When “ginger” is mentioned in drinks, it’s often in reference to the topper that’s sweetened, bottled and fizzy enough to let out a satisfying swoosh with the turn of a twist-off cap.
But ginger performs just as well taken out of bottle, infused into syrups or even shaken, raw. And when it comes to using it properly, the trick is to let the root take center stage. Ginger is best known for its lack of subtlety and distinct spiciness—qualities that have made it a longstanding bartender favorite.
Ginger & Juice
“When a guest asks for ginger, I love it,” declares Sweet Liberty’s co-owner John Lermayer. “It has always been one of my favorite flavors to play with in the development of drinks.” For the bar’s Ginger Spice, Lermayer and bartender Chris Hopkins opt to shake it up as-is, adding a whole, peeled cube of ginger root to a tiki-inspired blend of rum, yellow Chartreuse and lime, which is then strained over a bed of crushed ice.
It’s not unlike the La Chunga, a number from beverage directors Lynnette Marrero and Jessica Gonzalez of Brooklyn’s Llama Inn, who likewise take ginger on a tour through foreign climes—in this case, South America, and in syrup form. Pairing ginger syrup with a complex Peruvian chicha morada—a blend of boiled purple corn, pineapple rind, cinnamon, clove and apple—the drink is shaken with white rum and lime for a new-age spin on the classic Rum Buck.
Meanwhile, Toby Cecchini’s pan-seasonal riff on the Gin Sour—a companion to his ginger-infused Gimlet—calls on ginger to add a refreshing twist to the classic.

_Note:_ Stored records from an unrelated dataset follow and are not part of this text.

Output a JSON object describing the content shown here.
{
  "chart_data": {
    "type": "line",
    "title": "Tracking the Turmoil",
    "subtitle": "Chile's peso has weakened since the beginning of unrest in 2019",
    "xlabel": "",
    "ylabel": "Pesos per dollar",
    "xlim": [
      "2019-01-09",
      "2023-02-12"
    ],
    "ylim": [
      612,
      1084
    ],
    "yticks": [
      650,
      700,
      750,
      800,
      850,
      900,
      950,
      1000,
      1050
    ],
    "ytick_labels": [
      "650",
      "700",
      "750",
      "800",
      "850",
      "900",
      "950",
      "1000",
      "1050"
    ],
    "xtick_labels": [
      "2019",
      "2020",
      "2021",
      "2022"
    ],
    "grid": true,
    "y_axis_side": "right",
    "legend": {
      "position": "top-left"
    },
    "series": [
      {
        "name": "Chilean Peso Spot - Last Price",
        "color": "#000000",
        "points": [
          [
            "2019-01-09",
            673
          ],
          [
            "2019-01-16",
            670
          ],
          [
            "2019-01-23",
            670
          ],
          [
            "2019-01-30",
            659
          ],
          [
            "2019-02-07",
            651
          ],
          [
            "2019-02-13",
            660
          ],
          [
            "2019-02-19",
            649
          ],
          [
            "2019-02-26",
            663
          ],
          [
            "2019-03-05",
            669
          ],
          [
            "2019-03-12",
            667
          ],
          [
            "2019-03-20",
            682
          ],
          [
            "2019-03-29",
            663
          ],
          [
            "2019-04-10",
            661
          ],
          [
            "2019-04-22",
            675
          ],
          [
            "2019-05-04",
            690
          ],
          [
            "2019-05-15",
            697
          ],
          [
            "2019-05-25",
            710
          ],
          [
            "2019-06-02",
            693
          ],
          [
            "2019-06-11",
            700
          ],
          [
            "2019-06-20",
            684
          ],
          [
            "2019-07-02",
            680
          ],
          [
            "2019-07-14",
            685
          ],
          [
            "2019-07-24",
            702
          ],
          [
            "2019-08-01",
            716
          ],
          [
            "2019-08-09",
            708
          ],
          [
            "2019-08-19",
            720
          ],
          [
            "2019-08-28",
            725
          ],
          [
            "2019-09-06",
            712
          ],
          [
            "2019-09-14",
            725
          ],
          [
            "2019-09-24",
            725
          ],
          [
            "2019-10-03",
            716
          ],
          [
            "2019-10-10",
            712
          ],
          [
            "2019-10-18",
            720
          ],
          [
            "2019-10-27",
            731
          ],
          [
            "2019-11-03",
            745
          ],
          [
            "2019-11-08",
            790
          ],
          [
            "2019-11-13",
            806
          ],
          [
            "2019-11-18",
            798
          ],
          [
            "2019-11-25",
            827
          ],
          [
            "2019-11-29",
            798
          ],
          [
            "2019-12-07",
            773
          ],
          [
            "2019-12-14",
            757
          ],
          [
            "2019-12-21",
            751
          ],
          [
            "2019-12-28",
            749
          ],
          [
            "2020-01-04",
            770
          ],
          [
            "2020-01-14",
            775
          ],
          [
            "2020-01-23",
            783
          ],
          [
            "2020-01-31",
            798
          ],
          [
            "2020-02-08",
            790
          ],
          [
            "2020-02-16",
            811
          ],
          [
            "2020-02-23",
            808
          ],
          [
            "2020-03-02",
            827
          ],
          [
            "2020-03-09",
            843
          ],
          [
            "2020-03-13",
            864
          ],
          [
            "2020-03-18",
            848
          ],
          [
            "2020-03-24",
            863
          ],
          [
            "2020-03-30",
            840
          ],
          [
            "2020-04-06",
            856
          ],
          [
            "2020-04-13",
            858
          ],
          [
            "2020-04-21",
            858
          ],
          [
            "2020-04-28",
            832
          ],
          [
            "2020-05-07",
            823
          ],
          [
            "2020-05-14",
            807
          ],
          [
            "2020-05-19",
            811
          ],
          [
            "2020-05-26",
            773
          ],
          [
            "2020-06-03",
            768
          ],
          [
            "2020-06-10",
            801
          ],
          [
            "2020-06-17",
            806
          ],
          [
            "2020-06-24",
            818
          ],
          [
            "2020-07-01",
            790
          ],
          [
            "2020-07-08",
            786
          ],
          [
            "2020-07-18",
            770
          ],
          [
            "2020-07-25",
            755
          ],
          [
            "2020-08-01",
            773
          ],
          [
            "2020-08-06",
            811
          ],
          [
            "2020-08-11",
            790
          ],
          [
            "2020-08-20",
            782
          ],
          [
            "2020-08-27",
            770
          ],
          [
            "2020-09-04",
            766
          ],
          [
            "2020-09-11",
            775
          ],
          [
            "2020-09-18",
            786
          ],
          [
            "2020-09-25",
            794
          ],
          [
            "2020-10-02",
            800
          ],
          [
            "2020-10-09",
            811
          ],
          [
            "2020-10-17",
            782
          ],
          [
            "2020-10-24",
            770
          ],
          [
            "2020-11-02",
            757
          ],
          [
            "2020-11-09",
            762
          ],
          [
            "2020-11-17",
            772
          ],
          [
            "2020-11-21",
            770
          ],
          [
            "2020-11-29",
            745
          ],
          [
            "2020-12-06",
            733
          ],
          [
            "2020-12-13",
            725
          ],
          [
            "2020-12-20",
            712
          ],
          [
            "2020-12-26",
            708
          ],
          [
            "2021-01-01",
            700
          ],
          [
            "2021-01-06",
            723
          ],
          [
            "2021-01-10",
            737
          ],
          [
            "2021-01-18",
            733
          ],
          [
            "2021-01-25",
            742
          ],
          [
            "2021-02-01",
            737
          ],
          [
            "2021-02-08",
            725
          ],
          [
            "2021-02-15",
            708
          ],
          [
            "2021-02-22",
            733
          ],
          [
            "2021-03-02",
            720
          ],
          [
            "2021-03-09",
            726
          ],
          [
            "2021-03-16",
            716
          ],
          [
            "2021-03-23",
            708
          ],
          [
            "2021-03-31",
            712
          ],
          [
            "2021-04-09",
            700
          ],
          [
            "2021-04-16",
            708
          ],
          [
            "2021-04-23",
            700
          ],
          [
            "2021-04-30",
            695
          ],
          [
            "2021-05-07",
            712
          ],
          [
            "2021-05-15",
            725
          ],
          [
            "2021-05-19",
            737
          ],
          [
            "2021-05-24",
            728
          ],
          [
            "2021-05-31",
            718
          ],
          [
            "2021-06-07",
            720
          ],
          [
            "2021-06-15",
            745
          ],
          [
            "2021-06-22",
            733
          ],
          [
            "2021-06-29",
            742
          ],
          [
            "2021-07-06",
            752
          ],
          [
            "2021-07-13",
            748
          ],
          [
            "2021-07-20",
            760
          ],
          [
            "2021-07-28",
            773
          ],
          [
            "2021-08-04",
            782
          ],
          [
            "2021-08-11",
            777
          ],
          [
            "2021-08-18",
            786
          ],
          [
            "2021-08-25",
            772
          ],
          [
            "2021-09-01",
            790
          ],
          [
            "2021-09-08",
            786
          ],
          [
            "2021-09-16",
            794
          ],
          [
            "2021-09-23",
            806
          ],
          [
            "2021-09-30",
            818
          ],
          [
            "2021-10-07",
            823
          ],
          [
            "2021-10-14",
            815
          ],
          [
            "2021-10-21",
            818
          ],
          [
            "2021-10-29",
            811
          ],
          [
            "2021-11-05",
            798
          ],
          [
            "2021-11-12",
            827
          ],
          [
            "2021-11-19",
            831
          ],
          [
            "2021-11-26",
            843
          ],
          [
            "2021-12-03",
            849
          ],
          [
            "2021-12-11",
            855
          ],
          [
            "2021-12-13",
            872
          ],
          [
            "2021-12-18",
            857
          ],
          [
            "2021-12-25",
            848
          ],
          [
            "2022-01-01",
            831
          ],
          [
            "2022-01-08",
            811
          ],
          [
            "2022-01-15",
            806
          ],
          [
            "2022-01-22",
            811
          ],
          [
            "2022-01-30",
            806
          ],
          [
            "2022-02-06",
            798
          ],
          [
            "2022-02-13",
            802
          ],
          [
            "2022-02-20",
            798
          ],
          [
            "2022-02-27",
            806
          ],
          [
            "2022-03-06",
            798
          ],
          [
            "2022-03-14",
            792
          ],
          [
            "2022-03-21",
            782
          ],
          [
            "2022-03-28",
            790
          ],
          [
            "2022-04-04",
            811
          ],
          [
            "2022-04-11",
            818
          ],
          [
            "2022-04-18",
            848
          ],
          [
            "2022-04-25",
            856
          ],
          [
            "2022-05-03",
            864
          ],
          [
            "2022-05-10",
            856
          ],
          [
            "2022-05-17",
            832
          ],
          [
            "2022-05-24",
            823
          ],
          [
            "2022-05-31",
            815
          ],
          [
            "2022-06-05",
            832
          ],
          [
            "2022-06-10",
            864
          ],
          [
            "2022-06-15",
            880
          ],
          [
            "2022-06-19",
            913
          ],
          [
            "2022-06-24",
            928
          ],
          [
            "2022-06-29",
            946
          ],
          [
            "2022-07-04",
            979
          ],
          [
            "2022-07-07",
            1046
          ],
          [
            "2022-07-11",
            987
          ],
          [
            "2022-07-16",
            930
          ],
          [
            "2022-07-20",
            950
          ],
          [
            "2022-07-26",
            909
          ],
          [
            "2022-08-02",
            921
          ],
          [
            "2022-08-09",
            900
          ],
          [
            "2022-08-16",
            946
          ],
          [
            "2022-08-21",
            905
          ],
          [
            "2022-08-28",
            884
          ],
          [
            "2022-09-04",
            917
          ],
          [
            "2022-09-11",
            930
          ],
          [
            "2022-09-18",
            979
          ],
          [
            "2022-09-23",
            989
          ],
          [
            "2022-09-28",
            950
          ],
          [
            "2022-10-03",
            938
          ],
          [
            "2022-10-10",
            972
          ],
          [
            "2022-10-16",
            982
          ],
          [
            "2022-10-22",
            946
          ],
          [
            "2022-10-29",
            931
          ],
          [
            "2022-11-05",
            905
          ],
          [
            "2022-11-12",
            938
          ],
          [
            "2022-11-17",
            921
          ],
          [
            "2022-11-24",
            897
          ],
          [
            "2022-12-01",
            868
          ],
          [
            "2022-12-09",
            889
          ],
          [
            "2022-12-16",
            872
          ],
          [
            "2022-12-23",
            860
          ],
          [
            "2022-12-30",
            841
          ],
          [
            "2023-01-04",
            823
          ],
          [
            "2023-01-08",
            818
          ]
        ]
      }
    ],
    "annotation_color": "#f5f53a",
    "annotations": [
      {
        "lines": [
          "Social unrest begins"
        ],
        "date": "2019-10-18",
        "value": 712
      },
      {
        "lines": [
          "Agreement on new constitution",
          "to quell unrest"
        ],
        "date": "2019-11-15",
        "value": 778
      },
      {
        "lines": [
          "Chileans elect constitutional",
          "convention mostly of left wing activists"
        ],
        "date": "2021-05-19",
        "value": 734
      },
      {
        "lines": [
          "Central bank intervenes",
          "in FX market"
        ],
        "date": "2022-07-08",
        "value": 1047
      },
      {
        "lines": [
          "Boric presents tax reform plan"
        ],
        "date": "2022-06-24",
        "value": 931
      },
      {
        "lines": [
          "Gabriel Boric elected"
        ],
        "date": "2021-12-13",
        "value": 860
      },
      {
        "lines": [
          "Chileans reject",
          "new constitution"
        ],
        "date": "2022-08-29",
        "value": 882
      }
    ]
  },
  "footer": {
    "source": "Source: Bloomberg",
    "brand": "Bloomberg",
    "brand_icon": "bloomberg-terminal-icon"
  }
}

Created when a customer who was on his way to a sushi dinner asked for something Japanese to prime his palate, the Bergamot Sour builds on an already unconventional base of housemade bergamot cordial, gin and shiso—with an added backbone of spicy ginger syrup.
Last November, Cecchini himself cited the root as the buzzword ingredient of the year—and with its versatility and bold flavor allowing it to both pair well and stand up to a variety of spirits and modifiers, it’s no wonder that ginger’s moved well beyond the bottle.